Achille Tatius

Les aventures de Leucippé et Clitophon

Grèce   200

Genre de texte
Roman

Contexte
Ce rêve apparaît au tout début du roman. Le narrateur est un jeune homme dont la mère est morte et dont le père a décidé qu’il épouserait sa demi-sœur, Calligoné, que son père a eu d'un second mariage. Mais le jeune homme va tomber amoureux d’une cousine qui arrive inopinément. Dans la société grecque, les mariages consanguins étaient permis, sauf entre frère et soeur nés d'une même mère.

La femme terrifiante qui apparaît au narrateur possède les attributs caractéristiques de la Gorgone Méduse, à la chevelure de serpents.


Le Bernin, Tête de Méduse, Musée du Capitole. (Photo Aly Abbara)

Notes
La date de publication est très incertaine. Selon Pierre Grimal, certains indices incitent à croire que le roman sous sa forme actuelle résulterait d’un remaniement effectué au IIIe siècle d’un noyau primitif datant du IIe siècle. Achille Tatius était d'Alexandrie.

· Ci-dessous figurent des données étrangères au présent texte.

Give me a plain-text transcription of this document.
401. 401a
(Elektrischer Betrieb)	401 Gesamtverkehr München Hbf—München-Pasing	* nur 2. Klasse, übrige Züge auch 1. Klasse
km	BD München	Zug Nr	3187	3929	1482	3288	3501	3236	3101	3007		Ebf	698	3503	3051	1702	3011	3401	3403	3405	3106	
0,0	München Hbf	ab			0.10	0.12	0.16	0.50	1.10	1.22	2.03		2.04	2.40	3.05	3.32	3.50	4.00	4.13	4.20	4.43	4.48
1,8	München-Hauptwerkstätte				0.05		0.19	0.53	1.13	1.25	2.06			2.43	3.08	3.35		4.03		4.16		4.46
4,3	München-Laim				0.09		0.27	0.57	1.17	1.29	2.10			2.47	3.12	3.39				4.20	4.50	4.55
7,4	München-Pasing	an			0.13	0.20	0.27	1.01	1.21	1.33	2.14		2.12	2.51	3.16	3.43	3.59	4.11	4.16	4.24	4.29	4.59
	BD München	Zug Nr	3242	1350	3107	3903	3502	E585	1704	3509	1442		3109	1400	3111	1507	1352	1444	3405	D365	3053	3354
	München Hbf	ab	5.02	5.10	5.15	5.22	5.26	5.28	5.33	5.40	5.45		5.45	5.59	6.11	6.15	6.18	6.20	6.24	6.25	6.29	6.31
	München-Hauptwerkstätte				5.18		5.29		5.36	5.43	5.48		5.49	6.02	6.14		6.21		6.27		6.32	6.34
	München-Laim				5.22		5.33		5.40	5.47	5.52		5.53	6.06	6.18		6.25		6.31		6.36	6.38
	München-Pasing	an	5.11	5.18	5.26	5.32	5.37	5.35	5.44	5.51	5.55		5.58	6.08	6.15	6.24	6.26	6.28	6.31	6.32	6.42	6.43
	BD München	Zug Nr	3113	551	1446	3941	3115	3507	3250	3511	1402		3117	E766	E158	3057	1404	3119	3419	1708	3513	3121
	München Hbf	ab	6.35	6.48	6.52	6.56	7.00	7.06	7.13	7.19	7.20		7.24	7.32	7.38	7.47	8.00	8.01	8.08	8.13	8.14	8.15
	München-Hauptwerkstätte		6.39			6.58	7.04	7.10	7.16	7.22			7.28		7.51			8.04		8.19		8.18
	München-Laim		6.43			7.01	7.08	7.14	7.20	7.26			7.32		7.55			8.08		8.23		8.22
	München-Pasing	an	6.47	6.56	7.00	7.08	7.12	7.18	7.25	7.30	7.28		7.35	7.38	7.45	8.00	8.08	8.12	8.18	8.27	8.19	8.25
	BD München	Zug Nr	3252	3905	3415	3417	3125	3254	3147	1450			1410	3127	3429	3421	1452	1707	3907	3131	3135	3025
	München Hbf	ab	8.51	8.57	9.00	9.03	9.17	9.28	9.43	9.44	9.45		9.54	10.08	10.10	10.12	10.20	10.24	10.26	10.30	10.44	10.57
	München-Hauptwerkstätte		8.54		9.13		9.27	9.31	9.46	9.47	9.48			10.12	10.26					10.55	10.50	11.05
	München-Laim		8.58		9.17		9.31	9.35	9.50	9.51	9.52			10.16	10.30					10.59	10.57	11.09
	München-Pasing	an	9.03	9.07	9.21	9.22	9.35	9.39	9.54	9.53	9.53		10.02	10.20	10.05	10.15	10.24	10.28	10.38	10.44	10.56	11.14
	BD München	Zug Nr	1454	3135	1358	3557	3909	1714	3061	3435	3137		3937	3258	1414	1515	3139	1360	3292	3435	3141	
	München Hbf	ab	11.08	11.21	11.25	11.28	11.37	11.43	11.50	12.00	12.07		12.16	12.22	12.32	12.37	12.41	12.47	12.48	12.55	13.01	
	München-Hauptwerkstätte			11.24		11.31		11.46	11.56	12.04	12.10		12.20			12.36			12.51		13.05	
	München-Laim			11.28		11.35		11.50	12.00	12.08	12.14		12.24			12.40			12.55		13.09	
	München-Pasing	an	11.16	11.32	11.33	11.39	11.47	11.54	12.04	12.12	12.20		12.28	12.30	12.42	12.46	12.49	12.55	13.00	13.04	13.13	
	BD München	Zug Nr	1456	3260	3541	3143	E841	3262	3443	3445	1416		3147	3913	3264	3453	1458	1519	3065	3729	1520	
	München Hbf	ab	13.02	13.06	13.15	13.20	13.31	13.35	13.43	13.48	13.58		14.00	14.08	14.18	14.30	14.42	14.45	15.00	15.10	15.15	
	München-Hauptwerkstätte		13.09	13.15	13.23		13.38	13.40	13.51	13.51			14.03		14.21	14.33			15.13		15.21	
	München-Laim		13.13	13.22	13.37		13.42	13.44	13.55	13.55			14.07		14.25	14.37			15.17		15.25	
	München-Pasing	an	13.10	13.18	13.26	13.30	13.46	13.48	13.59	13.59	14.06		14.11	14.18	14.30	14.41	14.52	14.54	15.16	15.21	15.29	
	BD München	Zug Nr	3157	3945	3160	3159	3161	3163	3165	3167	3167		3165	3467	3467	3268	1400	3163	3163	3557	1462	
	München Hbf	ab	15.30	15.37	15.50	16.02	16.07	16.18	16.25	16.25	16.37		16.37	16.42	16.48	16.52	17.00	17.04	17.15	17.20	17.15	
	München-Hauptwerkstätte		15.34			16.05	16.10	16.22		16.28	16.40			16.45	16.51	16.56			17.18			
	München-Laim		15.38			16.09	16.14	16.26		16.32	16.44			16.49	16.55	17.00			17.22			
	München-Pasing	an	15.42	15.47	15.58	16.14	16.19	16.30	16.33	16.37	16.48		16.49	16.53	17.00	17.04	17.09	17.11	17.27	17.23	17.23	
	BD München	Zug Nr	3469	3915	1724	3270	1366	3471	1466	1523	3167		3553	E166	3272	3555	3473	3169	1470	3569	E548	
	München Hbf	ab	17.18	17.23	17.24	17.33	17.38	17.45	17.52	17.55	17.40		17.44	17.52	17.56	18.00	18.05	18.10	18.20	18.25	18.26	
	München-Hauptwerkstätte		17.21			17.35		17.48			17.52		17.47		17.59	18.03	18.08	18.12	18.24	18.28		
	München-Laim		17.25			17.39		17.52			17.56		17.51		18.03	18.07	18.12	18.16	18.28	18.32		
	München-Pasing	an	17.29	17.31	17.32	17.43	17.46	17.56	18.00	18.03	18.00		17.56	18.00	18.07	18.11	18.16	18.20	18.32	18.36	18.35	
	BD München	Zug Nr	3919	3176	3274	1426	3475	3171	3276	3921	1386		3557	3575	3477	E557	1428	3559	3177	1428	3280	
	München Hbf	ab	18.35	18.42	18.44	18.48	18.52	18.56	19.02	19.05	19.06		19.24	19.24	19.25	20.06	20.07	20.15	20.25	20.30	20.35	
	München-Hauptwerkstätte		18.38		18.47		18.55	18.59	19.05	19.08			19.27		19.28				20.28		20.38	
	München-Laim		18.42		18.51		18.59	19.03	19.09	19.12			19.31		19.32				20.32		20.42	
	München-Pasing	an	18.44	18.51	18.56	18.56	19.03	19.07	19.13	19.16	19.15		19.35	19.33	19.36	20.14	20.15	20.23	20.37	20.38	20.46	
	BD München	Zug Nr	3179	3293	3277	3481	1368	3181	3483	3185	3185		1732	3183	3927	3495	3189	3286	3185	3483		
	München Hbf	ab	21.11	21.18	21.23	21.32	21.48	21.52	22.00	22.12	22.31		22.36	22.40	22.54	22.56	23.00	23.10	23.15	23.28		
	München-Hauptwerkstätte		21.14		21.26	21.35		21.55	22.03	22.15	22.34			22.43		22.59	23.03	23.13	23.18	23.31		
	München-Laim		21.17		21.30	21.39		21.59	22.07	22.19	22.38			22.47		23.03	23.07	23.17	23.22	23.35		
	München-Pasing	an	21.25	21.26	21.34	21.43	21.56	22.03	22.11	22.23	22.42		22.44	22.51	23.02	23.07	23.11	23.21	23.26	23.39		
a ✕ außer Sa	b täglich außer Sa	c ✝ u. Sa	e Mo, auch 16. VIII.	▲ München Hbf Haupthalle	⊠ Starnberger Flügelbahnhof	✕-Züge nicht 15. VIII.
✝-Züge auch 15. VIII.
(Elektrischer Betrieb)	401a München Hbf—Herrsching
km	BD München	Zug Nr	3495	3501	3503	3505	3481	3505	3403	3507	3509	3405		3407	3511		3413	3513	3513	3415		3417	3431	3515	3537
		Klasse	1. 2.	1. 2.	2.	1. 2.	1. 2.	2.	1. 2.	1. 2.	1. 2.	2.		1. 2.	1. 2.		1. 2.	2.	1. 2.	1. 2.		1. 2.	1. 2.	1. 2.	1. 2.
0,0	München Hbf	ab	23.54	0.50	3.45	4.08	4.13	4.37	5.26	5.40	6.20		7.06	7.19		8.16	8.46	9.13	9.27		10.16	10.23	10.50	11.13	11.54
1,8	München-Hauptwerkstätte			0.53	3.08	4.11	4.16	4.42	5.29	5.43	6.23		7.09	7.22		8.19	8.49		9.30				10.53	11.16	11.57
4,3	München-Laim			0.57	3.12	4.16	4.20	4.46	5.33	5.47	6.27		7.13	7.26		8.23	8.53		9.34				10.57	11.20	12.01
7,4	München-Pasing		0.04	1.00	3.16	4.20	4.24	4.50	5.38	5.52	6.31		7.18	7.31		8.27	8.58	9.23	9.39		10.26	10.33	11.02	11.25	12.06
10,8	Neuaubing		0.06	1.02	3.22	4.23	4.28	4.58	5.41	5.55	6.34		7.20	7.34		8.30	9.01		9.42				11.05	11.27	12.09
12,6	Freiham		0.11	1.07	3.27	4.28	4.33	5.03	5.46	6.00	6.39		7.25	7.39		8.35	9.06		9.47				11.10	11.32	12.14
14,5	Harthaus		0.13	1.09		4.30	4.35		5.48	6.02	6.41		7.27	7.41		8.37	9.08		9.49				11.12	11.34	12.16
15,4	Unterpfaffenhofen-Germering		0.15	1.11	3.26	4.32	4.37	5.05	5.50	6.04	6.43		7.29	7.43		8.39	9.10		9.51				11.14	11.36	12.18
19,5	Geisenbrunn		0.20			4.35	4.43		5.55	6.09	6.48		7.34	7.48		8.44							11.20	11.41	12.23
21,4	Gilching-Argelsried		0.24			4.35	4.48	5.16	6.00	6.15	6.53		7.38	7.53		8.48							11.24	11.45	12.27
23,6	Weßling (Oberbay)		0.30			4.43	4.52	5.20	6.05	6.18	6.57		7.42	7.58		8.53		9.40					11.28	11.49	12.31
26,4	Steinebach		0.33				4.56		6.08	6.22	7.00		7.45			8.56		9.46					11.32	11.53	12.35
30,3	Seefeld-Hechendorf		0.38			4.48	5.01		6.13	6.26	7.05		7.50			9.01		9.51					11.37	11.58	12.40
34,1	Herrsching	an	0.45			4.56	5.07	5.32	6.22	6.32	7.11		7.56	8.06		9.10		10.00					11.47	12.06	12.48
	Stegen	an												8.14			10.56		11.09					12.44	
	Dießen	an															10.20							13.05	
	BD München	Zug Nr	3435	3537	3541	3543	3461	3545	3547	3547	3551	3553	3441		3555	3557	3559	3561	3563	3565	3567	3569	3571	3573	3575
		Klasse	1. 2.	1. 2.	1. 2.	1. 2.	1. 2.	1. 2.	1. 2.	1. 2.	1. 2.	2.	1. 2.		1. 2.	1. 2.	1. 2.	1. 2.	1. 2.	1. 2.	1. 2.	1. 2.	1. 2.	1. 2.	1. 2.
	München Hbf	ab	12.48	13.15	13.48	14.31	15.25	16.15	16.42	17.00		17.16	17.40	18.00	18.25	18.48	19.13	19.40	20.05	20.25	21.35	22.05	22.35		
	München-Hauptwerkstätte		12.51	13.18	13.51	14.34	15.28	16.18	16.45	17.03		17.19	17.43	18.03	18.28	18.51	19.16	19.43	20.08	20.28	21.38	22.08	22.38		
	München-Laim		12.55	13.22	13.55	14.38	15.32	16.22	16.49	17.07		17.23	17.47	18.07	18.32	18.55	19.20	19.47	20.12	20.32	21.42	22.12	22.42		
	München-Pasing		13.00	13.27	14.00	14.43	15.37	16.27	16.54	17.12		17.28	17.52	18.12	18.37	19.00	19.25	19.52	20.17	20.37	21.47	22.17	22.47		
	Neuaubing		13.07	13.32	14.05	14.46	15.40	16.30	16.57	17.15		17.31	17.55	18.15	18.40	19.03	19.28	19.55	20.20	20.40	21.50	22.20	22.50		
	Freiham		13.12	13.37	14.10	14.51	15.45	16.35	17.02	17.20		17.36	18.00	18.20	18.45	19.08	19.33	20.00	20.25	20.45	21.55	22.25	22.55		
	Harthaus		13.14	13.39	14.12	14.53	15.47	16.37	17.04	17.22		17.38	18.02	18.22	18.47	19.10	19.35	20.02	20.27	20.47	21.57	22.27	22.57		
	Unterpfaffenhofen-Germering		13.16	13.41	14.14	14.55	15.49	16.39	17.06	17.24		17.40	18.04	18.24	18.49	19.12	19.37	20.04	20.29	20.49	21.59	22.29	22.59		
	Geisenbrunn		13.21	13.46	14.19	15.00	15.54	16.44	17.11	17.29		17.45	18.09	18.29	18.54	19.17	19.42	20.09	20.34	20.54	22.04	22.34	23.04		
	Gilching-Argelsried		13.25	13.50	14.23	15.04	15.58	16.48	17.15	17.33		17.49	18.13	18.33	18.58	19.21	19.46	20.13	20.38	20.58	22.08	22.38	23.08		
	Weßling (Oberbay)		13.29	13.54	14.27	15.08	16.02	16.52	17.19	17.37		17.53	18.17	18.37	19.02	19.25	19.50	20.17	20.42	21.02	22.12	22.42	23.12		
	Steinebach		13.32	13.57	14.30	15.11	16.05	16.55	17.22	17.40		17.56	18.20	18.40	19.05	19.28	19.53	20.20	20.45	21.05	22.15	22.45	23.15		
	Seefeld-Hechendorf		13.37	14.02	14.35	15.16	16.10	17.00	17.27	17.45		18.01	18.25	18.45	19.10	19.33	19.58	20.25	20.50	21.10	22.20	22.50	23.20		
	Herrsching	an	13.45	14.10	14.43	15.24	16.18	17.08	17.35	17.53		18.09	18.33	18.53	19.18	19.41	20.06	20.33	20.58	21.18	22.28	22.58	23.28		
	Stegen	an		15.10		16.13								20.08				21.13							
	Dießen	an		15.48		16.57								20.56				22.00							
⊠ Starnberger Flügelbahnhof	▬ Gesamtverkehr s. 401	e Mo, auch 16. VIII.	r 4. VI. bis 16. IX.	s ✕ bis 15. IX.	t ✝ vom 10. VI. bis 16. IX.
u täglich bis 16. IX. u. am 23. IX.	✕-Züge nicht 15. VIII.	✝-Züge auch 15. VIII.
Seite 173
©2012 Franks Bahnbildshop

Les rêves ont une fonction diégétique très importante dans ce roman. Tous les personnages positifs y rêvent à tour de rôle et parfois en même temps.

Texte témoin
Romans grecs et latins. Textes présentés, traduits et annotés par Pierre Grimal, Paris, Gallimard, NRF, Collection de la Pléiade, 1980, p. 874-1023. Extrait : p. 878.




Un rêve prémonitoire

Une femme terrifiante

La divinité se plaît souvent à révéler, en songe, le futur aux hommes – non pas pour qu'ils évitent ainsi le malheur (car personne ne peut être plus fort que le Destin), mais pour qu'ils supportent plus aisément leurs souffrances. Car ce qui survient tout à la fois brusquement, et sans qu'on s'y attende, bouleverse l'esprit sous la brutalité du coup et le submerge; tandis que ce à quoi l'on s'est attendu avant de le subir a pu, par l'accoutumance graduelle, émousser le chagrin. Bref, j'avais dix-neuf ans, et mon père se préparait à célébrer mon mariage l'année suivante lorsque la Fortune commença toute l'aventure. Il me sembla, en rêve, que ma sœur Calligoné et moi, nous n'avions plus qu'un corps à partir du nombril jusqu'en bas, tandis que, vers le haut, nous en formions deux; et voici qu'au-dessus de moi se dresse une femme terrifiante, immense, une expression de visage féroce. Ses yeux étaient injectés de sang, sa figure effrayante, des serpents formaient sa chevelure; elle avait un cimeterre dans la main droite, une torche dans la gauche; elle se précipita sur moi d'un air furieux en brandissant son cimeterre, me porta un coup à la hauteur des hanches, à l'endroit où les deux corps n'en formaient plus qu'un, et sépara de moi la jeune fille. Épouvanté, je m'éveillai en sursaut, de terreur; et je ne racontais rien à personne, mais je nourrissais à part moi de tristes pressentiments.